Antara · Rabu, 24 Juni 2020 - 09:37 WIB
Duh, Pedagang di Pasar Raya Solok Tak Mau Tes Swab
Ilustrasi pedagang di pasar melakukan tes swab (Antara)

SOLOK, iNews.id - Sejumlah pedagang dari Pasar Raya Solok, Sumatera Barat (Sumbar) menolak melakukan tes swab yang dilakukan Tim Gugus Tugas Percepatan Penanggulangan Covid-19 Kota Solok. Para pedagang beralasan jika sudah mematuhi protokol kesehatan.

Salah seorang pedagang Kota Solok, Hariati (35) mengatakan dirinya menolak mengikuti tes swab karena merasa sudah menjalankan protokol kesehatan. Dia mengaku tidak melakukan kontak dengan pelaku perjalanan dari daerah terjangkit (PPT).

"Saya belum siap tes. Selain itu, takut juga ikut swab tes karena kemungkinan ada pedagang yang positif di RSUD Banda Panduang,” jata Hariati, Rabu (24/6/2020).

Meski menolak, Hariati berharap adanya tes swab ini bisa mengurangi penularan Covid-19 di Kota Solok. Dia menegaskan bersedia ikut swab tes jika sudah siap.

Sementara itu, Sekretaris Gugus Tugas Percepatan Penanganan Covid-19 Kota Solok, Syaiful mengatakan tes swab tersebut merupakan tindak lanjut pencegahan penularan virus corona di Pasar Raya Solok dan sekitarnya.

Dari rencana semula, tes swab akan dilakukan pada 200 sampai dengan 250 orang pedagang.
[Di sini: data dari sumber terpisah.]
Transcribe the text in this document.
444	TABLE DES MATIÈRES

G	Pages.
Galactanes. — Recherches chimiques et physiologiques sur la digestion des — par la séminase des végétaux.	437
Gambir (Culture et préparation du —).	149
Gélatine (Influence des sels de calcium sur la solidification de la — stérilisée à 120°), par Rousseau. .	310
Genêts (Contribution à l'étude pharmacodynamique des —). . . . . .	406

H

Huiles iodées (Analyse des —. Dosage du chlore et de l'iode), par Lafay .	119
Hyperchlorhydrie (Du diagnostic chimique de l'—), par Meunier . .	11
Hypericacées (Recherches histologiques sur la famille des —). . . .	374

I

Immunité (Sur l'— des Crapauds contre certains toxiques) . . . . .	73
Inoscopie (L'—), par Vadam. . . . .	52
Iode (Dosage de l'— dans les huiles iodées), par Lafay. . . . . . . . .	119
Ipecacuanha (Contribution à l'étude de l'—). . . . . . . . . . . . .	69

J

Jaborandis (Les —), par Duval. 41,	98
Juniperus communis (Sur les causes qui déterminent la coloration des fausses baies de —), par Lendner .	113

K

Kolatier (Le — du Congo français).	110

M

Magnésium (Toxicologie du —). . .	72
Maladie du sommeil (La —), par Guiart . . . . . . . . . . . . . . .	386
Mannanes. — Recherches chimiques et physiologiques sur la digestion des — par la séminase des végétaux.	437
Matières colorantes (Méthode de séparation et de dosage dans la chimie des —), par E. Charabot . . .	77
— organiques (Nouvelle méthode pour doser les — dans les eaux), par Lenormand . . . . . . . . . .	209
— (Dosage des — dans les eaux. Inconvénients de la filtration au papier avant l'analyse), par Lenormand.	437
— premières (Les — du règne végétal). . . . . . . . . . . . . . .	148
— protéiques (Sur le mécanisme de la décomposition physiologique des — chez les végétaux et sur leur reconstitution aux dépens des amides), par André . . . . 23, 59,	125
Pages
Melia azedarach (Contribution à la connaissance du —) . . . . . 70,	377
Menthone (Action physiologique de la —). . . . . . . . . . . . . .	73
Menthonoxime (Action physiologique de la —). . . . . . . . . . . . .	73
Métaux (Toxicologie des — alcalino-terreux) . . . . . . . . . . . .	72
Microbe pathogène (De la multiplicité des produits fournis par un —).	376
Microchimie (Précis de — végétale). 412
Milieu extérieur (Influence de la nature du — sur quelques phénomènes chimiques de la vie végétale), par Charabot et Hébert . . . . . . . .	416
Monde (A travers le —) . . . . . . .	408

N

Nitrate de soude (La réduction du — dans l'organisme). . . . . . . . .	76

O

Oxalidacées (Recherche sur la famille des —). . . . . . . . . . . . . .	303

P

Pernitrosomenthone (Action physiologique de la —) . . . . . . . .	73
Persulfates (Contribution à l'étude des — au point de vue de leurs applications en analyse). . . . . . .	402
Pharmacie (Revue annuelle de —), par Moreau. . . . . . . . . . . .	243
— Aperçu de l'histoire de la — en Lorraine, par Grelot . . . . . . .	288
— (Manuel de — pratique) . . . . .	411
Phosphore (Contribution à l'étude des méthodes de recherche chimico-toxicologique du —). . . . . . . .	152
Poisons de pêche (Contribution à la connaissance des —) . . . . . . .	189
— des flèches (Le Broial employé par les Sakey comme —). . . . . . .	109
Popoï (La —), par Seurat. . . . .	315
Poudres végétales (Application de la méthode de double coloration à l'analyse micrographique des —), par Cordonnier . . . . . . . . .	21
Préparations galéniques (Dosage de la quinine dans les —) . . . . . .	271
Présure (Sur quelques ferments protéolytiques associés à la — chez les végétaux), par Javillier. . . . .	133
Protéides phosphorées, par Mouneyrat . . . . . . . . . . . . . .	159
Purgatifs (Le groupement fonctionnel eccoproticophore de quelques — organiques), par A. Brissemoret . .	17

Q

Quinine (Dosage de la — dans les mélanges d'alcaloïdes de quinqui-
Namun dalam pelaksanaannya, tim hanya mampu mengambil sebanyak sampel 71 pedagang.

Menurutnya, tidak terlaksananya tes usap sesuai yang direncanakan itu, disebabkan oleh kurang kooperatifnya pedagang yang ada.

"Banyak para pedagang itu menolak untuk melaksanakan tes usap, kecuali 71 orang yang bersedia tersebut," kata dia.